20 Sekunden – 4 Atemzüge

Laut des Psychologen David Brieber ist dies die durchschnittliche Betrachtungsdauer eines Kunstwerkes. Kein Wunder, dass ein typischer Museumsbesuch meist zu Erschöpfung und Übersimulation führt.

Slow Art Day

Das lässt sich anders gestalten, meint der amerikanische Manager und Consultant Phil Terry und initiiert den Slow Art Day, der dieses Jahr am 08. April stattfindet. Zahlreiche Museen weltweit nehmen daran teil, und das Prozedere ist stets ähnlich: Die Besucher verbringen zehn Minuten vor einem einzelnen Gemälde mit dem Ziel, sich ganz darin zu vertiefen.
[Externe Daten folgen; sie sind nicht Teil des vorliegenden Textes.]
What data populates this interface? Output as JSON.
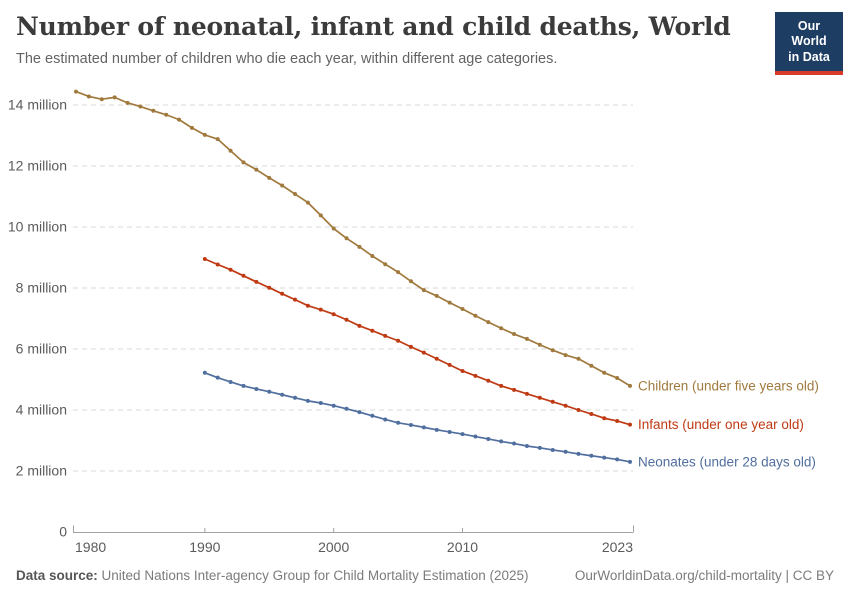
{
  "header": {
    "title": "Number of neonatal, infant and child deaths, World",
    "subtitle": "The estimated number of children who die each year, within different age categories.",
    "logo": {
      "line1": "Our World",
      "line2": "in Data",
      "bg_color": "#1d3d63",
      "bar_color": "#d93b2b"
    }
  },
  "chart_data": {
    "type": "line",
    "title": "Number of neonatal, infant and child deaths, World",
    "subtitle": "The estimated number of children who die each year, within different age categories.",
    "xlabel": "",
    "ylabel": "",
    "unit": "million",
    "x_range": [
      1980,
      2023
    ],
    "ylim": [
      0,
      14.6
    ],
    "grid": "horizontal-dashed",
    "legend_position": "line-end-labels-right",
    "x_ticks": [
      1980,
      1990,
      2000,
      2010,
      2023
    ],
    "y_ticks": [
      {
        "value": 0,
        "label": "0"
      },
      {
        "value": 2,
        "label": "2 million"
      },
      {
        "value": 4,
        "label": "4 million"
      },
      {
        "value": 6,
        "label": "6 million"
      },
      {
        "value": 8,
        "label": "8 million"
      },
      {
        "value": 10,
        "label": "10 million"
      },
      {
        "value": 12,
        "label": "12 million"
      },
      {
        "value": 14,
        "label": "14 million"
      }
    ],
    "series": [
      {
        "name": "Children (under five years old)",
        "color": "#A0793D",
        "start_year": 1980,
        "values": [
          14.44,
          14.28,
          14.19,
          14.25,
          14.07,
          13.95,
          13.81,
          13.68,
          13.52,
          13.25,
          13.02,
          12.88,
          12.5,
          12.12,
          11.88,
          11.61,
          11.36,
          11.08,
          10.8,
          10.38,
          9.95,
          9.63,
          9.35,
          9.05,
          8.78,
          8.52,
          8.22,
          7.93,
          7.74,
          7.52,
          7.31,
          7.09,
          6.88,
          6.68,
          6.49,
          6.33,
          6.14,
          5.96,
          5.8,
          5.68,
          5.45,
          5.22,
          5.05,
          4.79
        ]
      },
      {
        "name": "Infants (under one year old)",
        "color": "#BF3A13",
        "start_year": 1990,
        "values": [
          8.95,
          8.77,
          8.6,
          8.4,
          8.2,
          8.01,
          7.81,
          7.62,
          7.42,
          7.29,
          7.14,
          6.96,
          6.76,
          6.6,
          6.43,
          6.27,
          6.07,
          5.88,
          5.68,
          5.48,
          5.28,
          5.12,
          4.96,
          4.79,
          4.66,
          4.53,
          4.4,
          4.27,
          4.14,
          4.0,
          3.87,
          3.73,
          3.64,
          3.52
        ]
      },
      {
        "name": "Neonates (under 28 days old)",
        "color": "#506E9E",
        "start_year": 1990,
        "values": [
          5.22,
          5.06,
          4.92,
          4.79,
          4.69,
          4.6,
          4.5,
          4.4,
          4.3,
          4.23,
          4.14,
          4.04,
          3.93,
          3.81,
          3.69,
          3.58,
          3.51,
          3.43,
          3.35,
          3.28,
          3.21,
          3.13,
          3.05,
          2.97,
          2.9,
          2.82,
          2.76,
          2.69,
          2.63,
          2.56,
          2.5,
          2.44,
          2.38,
          2.3
        ]
      }
    ],
    "style": {
      "grid_color": "#d9d9d9",
      "axis_color": "#a3a3a3",
      "tick_label_color": "#5b5b5b"
    }
  },
  "footer": {
    "source_label": "Data source:",
    "source": "United Nations Inter-agency Group for Child Mortality Estimation (2025)",
    "attribution": "OurWorldinData.org/child-mortality | CC BY"
  }
}
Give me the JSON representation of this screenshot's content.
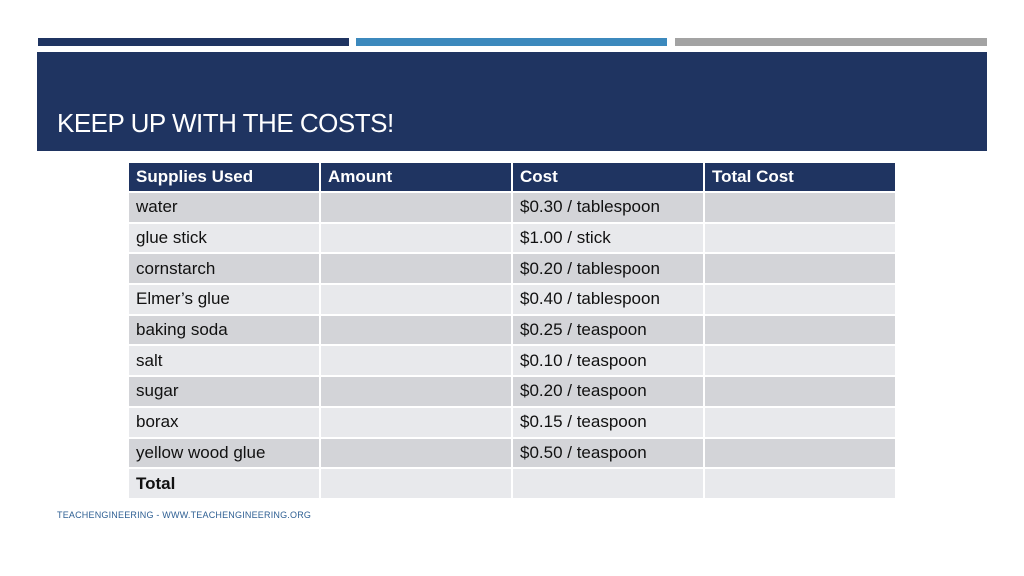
{
  "colors": {
    "navy": "#1f3461",
    "steel_blue": "#3c89bd",
    "gray": "#a3a3a3",
    "row_dark": "#d3d4d8",
    "row_light": "#e8e9ec",
    "footer_blue": "#2e5f93"
  },
  "slide": {
    "title": "KEEP UP WITH THE COSTS!",
    "footer": "TEACHENGINEERING - WWW.TEACHENGINEERING.ORG"
  },
  "table": {
    "headers": [
      "Supplies Used",
      "Amount",
      "Cost",
      "Total Cost"
    ],
    "rows": [
      [
        "water",
        "",
        "$0.30 / tablespoon",
        ""
      ],
      [
        "glue stick",
        "",
        "$1.00 / stick",
        ""
      ],
      [
        "cornstarch",
        "",
        "$0.20 / tablespoon",
        ""
      ],
      [
        "Elmer’s glue",
        "",
        "$0.40 / tablespoon",
        ""
      ],
      [
        "baking soda",
        "",
        "$0.25 / teaspoon",
        ""
      ],
      [
        "salt",
        "",
        "$0.10 / teaspoon",
        ""
      ],
      [
        "sugar",
        "",
        "$0.20 / teaspoon",
        ""
      ],
      [
        "borax",
        "",
        "$0.15 / teaspoon",
        ""
      ],
      [
        "yellow wood glue",
        "",
        "$0.50 / teaspoon",
        ""
      ],
      [
        "Total",
        "",
        "",
        ""
      ]
    ]
  }
}
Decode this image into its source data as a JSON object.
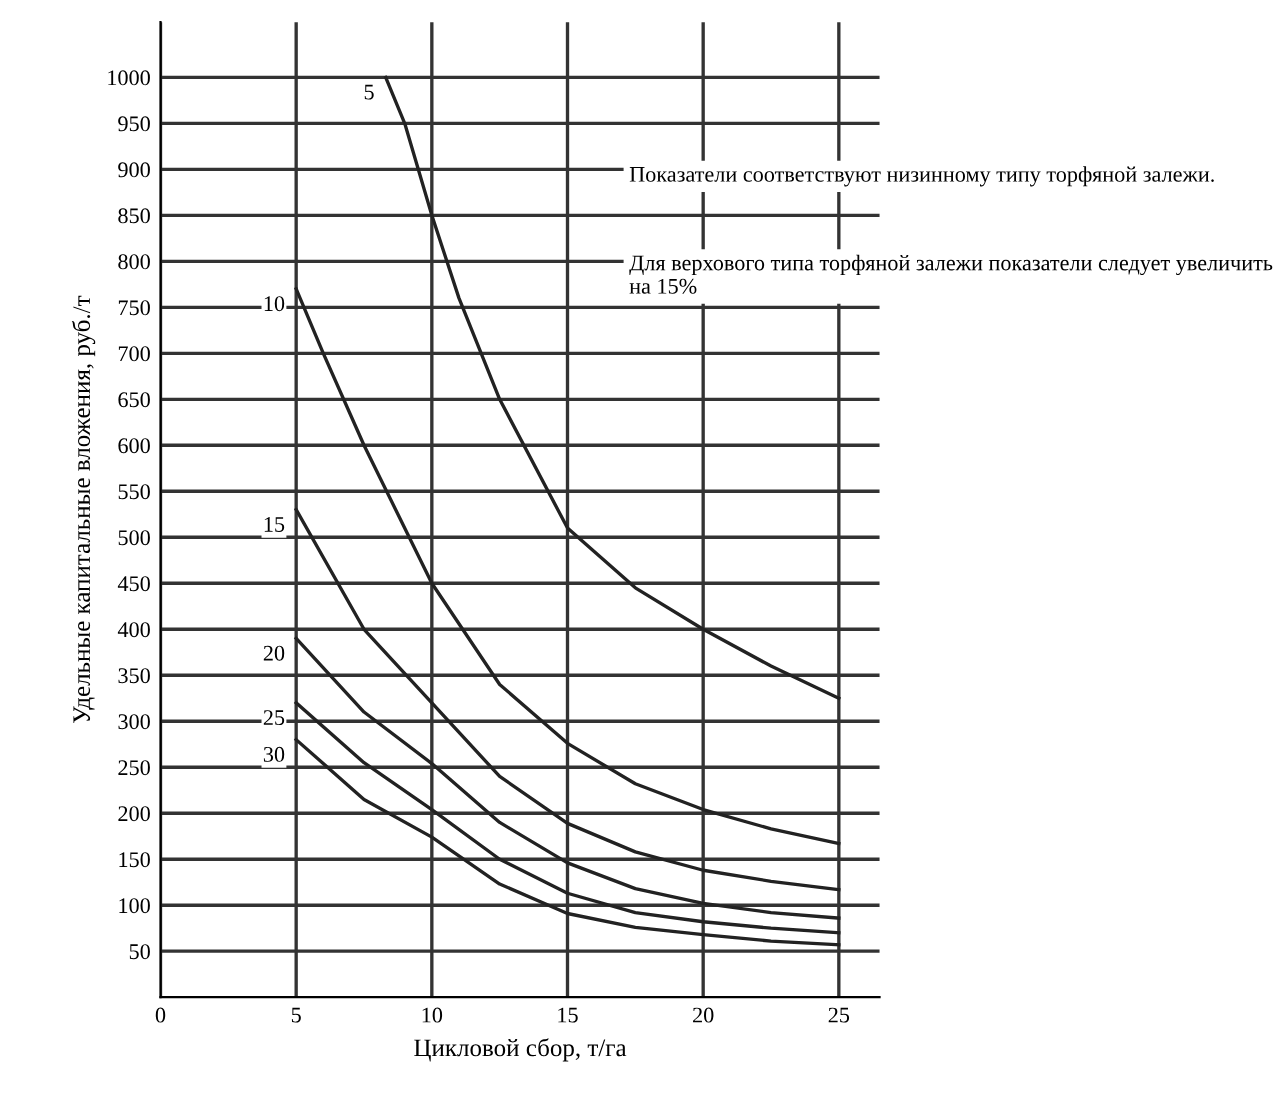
{
  "chart_data": {
    "type": "line",
    "xlabel": "Цикловой сбор, т/га",
    "ylabel": "Удельные капитальные вложения, руб./т",
    "annotations": [
      "Показатели соответствуют низинному типу торфяной залежи.",
      "Для верхового типа торфяной залежи показатели следует увеличить на 15%"
    ],
    "series": [
      {
        "name": "5",
        "color": "#222222",
        "x": [
          8.3,
          9,
          10,
          11,
          12.5,
          15,
          17.5,
          20,
          22.5,
          25
        ],
        "values": [
          1000,
          950,
          850,
          760,
          650,
          510,
          445,
          400,
          360,
          325
        ]
      },
      {
        "name": "10",
        "color": "#222222",
        "x": [
          5,
          6,
          7.5,
          10,
          12.5,
          15,
          17.5,
          20,
          22.5,
          25
        ],
        "values": [
          770,
          700,
          600,
          450,
          340,
          276,
          232,
          204,
          183,
          167
        ]
      },
      {
        "name": "15",
        "color": "#222222",
        "x": [
          5,
          7.5,
          10,
          12.5,
          15,
          17.5,
          20,
          22.5,
          25
        ],
        "values": [
          530,
          400,
          320,
          240,
          189,
          158,
          138,
          126,
          117
        ]
      },
      {
        "name": "20",
        "color": "#222222",
        "x": [
          5,
          7.5,
          10,
          12.5,
          15,
          17.5,
          20,
          22.5,
          25
        ],
        "values": [
          390,
          310,
          254,
          190,
          146,
          118,
          102,
          92,
          86
        ]
      },
      {
        "name": "25",
        "color": "#222222",
        "x": [
          5,
          7.5,
          10,
          12.5,
          15,
          17.5,
          20,
          22.5,
          25
        ],
        "values": [
          320,
          255,
          204,
          150,
          113,
          92,
          82,
          75,
          70
        ]
      },
      {
        "name": "30",
        "color": "#222222",
        "x": [
          5,
          7.5,
          10,
          12.5,
          15,
          17.5,
          20,
          22.5,
          25
        ],
        "values": [
          280,
          215,
          174,
          123,
          91,
          76,
          68,
          61,
          57
        ]
      }
    ],
    "xlim": [
      0,
      26.5
    ],
    "xticks": [
      0,
      5,
      10,
      15,
      20,
      25
    ],
    "ylim": [
      0,
      1060
    ],
    "yticks": [
      50,
      100,
      150,
      200,
      250,
      300,
      350,
      400,
      450,
      500,
      550,
      600,
      650,
      700,
      750,
      800,
      850,
      900,
      950,
      1000
    ],
    "grid": true,
    "legend": false,
    "marker": "none",
    "line_style": "solid"
  }
}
Erst danach gehen sie zum nächsten Kunstwerk weiter. Der Museumsbesuch umfasst lediglich 5 Gemälde.

“Slow Art Day is a global event with a simple mission:
help more people discover for themselves the joy of looking at and loving art.”

Kunst offenbart sich nicht sofort – sie benötigt Zeit. Zeit, um inspiziert zu werden, sie zu überdenken und zu reflektieren. Lässt man sich bei einem Museumsbesuch genügend Zeit, so können sich die statischen Kunstwerke in Ereignisse verwandeln. Die Bilder werden lebendig.
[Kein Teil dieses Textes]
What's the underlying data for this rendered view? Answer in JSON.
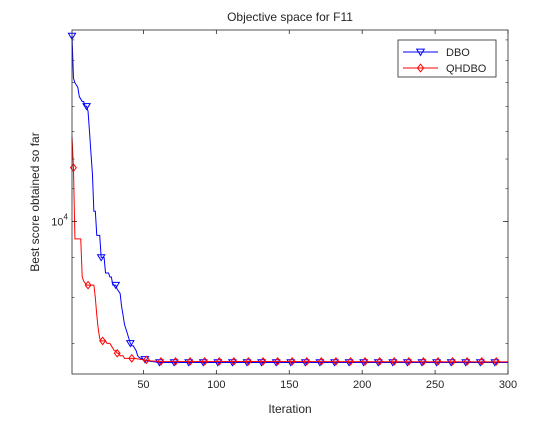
{
  "chart_data": {
    "type": "line",
    "title": "Objective space for F11",
    "xlabel": "Iteration",
    "ylabel": "Best score obtained so far",
    "xlim": [
      1,
      300
    ],
    "ylim": [
      6400,
      17500
    ],
    "yscale": "log",
    "xticks": [
      50,
      100,
      150,
      200,
      250,
      300
    ],
    "yticks": [
      10000
    ],
    "yticklabel_base": "10",
    "yticklabel_exp": "4",
    "grid": false,
    "legend_position": "top-right",
    "series": [
      {
        "name": "DBO",
        "color": "#0000ff",
        "marker": "triangle-down",
        "x": [
          1,
          2,
          3,
          4,
          5,
          6,
          7,
          8,
          9,
          10,
          11,
          12,
          13,
          14,
          15,
          16,
          17,
          18,
          19,
          20,
          21,
          22,
          23,
          24,
          25,
          26,
          27,
          28,
          29,
          30,
          31,
          32,
          33,
          34,
          35,
          36,
          37,
          38,
          39,
          40,
          41,
          42,
          43,
          44,
          45,
          46,
          47,
          48,
          49,
          50,
          52,
          55,
          58,
          60,
          300
        ],
        "values": [
          17200,
          15200,
          15000,
          14900,
          14800,
          14400,
          14300,
          14200,
          14200,
          14000,
          14000,
          13800,
          13000,
          12200,
          11500,
          10300,
          10300,
          9600,
          9600,
          9600,
          9000,
          9000,
          9000,
          8600,
          8600,
          8600,
          8500,
          8500,
          8300,
          8300,
          8300,
          8200,
          8150,
          8100,
          7800,
          7600,
          7400,
          7300,
          7200,
          7100,
          7000,
          6950,
          6950,
          6900,
          6850,
          6750,
          6720,
          6700,
          6690,
          6680,
          6650,
          6640,
          6630,
          6620,
          6620
        ]
      },
      {
        "name": "QHDBO",
        "color": "#ff0000",
        "marker": "diamond",
        "x": [
          1,
          2,
          3,
          4,
          5,
          6,
          7,
          8,
          9,
          10,
          11,
          12,
          13,
          14,
          15,
          16,
          17,
          18,
          19,
          20,
          21,
          22,
          23,
          24,
          25,
          26,
          27,
          28,
          29,
          30,
          31,
          32,
          33,
          34,
          35,
          36,
          37,
          38,
          39,
          40,
          42,
          44,
          46,
          48,
          50,
          55,
          60,
          300
        ],
        "values": [
          12800,
          11700,
          9500,
          9500,
          9500,
          9500,
          9500,
          8500,
          8400,
          8350,
          8300,
          8300,
          8300,
          8300,
          8300,
          8300,
          8000,
          7600,
          7300,
          7100,
          7050,
          7050,
          7050,
          7050,
          7000,
          7000,
          7000,
          6950,
          6900,
          6850,
          6850,
          6800,
          6800,
          6750,
          6750,
          6750,
          6700,
          6700,
          6700,
          6700,
          6700,
          6700,
          6690,
          6680,
          6670,
          6650,
          6640,
          6630
        ]
      }
    ]
  }
}
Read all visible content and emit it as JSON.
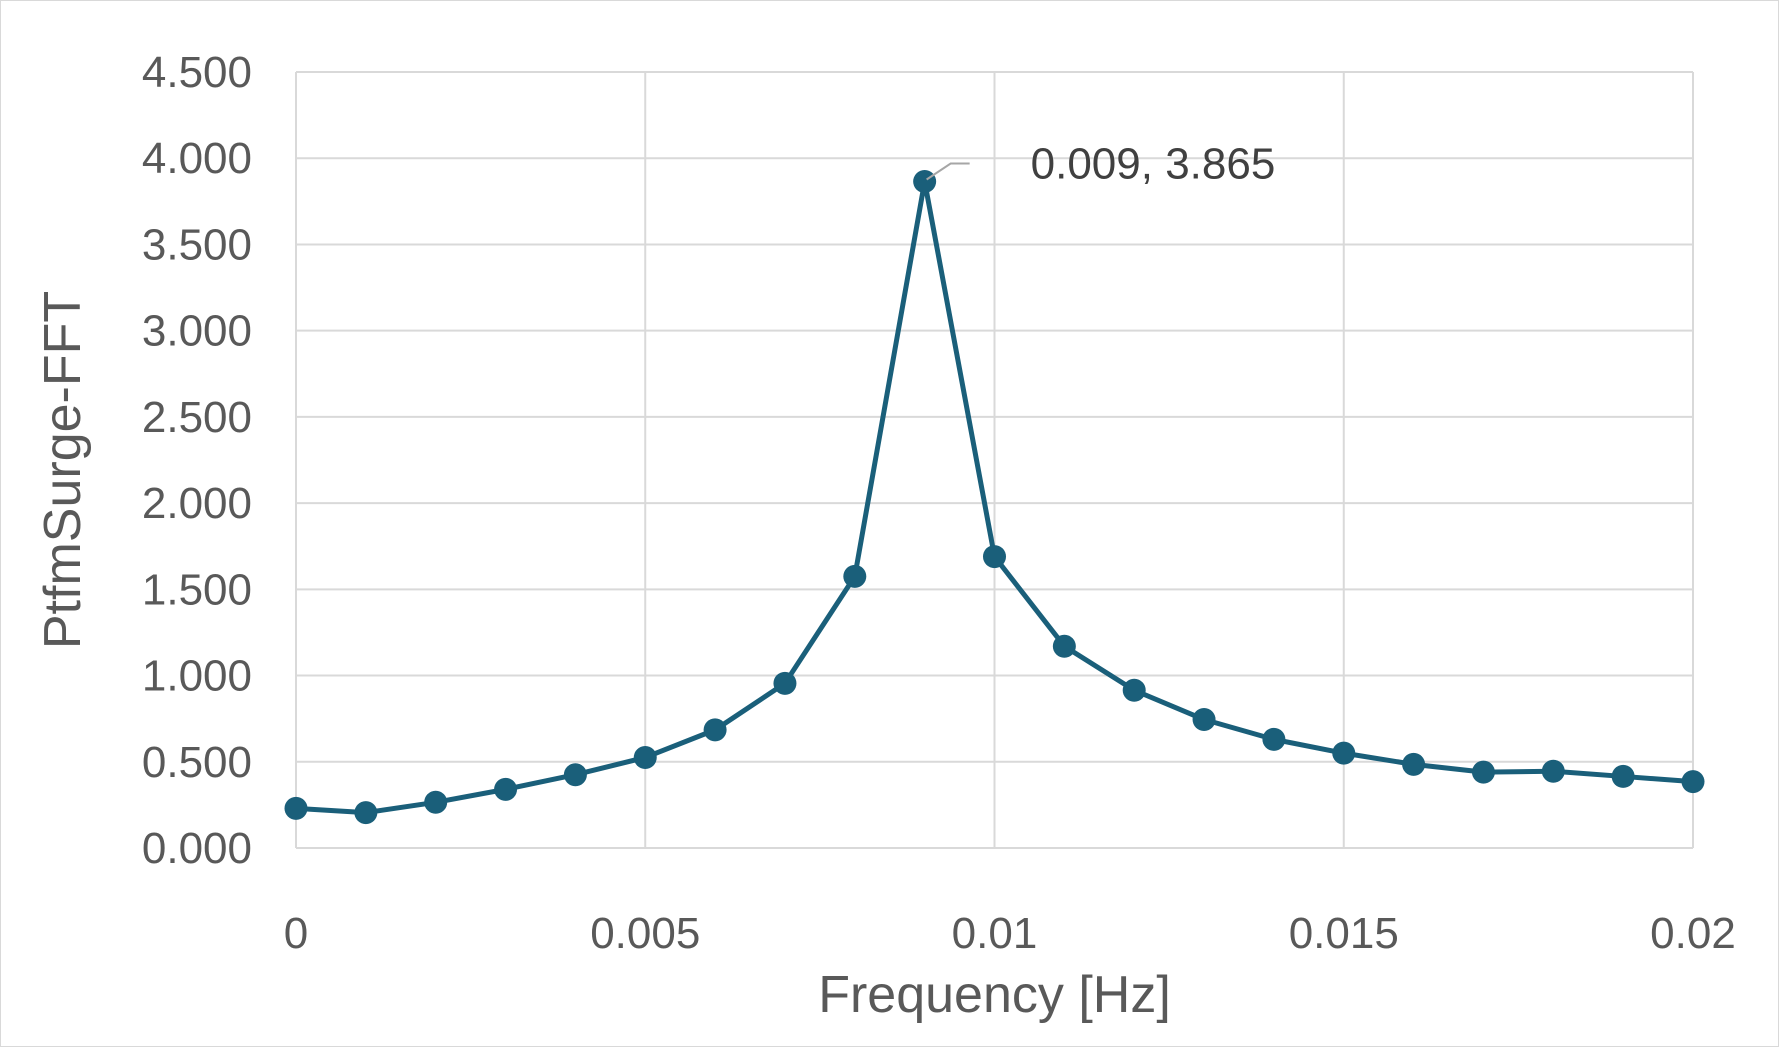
{
  "chart_data": {
    "type": "line",
    "title": "",
    "xlabel": "Frequency [Hz]",
    "ylabel": "PtfmSurge-FFT",
    "xlim": [
      0,
      0.02
    ],
    "ylim": [
      0,
      4.5
    ],
    "x_ticks": [
      "0",
      "0.005",
      "0.01",
      "0.015",
      "0.02"
    ],
    "y_ticks": [
      "0.000",
      "0.500",
      "1.000",
      "1.500",
      "2.000",
      "2.500",
      "3.000",
      "3.500",
      "4.000",
      "4.500"
    ],
    "grid": true,
    "legend": "none",
    "series": [
      {
        "color": "#1a5f7a",
        "marker": "circle",
        "points": [
          {
            "x": 0.0,
            "y": 0.23
          },
          {
            "x": 0.001,
            "y": 0.205
          },
          {
            "x": 0.002,
            "y": 0.265
          },
          {
            "x": 0.003,
            "y": 0.34
          },
          {
            "x": 0.004,
            "y": 0.425
          },
          {
            "x": 0.005,
            "y": 0.525
          },
          {
            "x": 0.006,
            "y": 0.685
          },
          {
            "x": 0.007,
            "y": 0.955
          },
          {
            "x": 0.008,
            "y": 1.575
          },
          {
            "x": 0.009,
            "y": 3.865
          },
          {
            "x": 0.01,
            "y": 1.69
          },
          {
            "x": 0.011,
            "y": 1.17
          },
          {
            "x": 0.012,
            "y": 0.915
          },
          {
            "x": 0.013,
            "y": 0.745
          },
          {
            "x": 0.014,
            "y": 0.63
          },
          {
            "x": 0.015,
            "y": 0.55
          },
          {
            "x": 0.016,
            "y": 0.485
          },
          {
            "x": 0.017,
            "y": 0.44
          },
          {
            "x": 0.018,
            "y": 0.445
          },
          {
            "x": 0.019,
            "y": 0.415
          },
          {
            "x": 0.02,
            "y": 0.385
          }
        ]
      }
    ],
    "annotation": {
      "x": 0.009,
      "y": 3.865,
      "text": "0.009, 3.865"
    }
  }
}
James Pawelski vom Positive Psychology Center an der Universität Pennsylvania untersucht den nährenden und erfrischenden Effekt eines entschleunigten Kunstgenusses genauer. Wer sich länger mit einem Objekt befasst, erläutert er, nimmt Elemente des Werkes wahr, die ihm entgehen, wenn er nur 15 Sekunden hinsieht.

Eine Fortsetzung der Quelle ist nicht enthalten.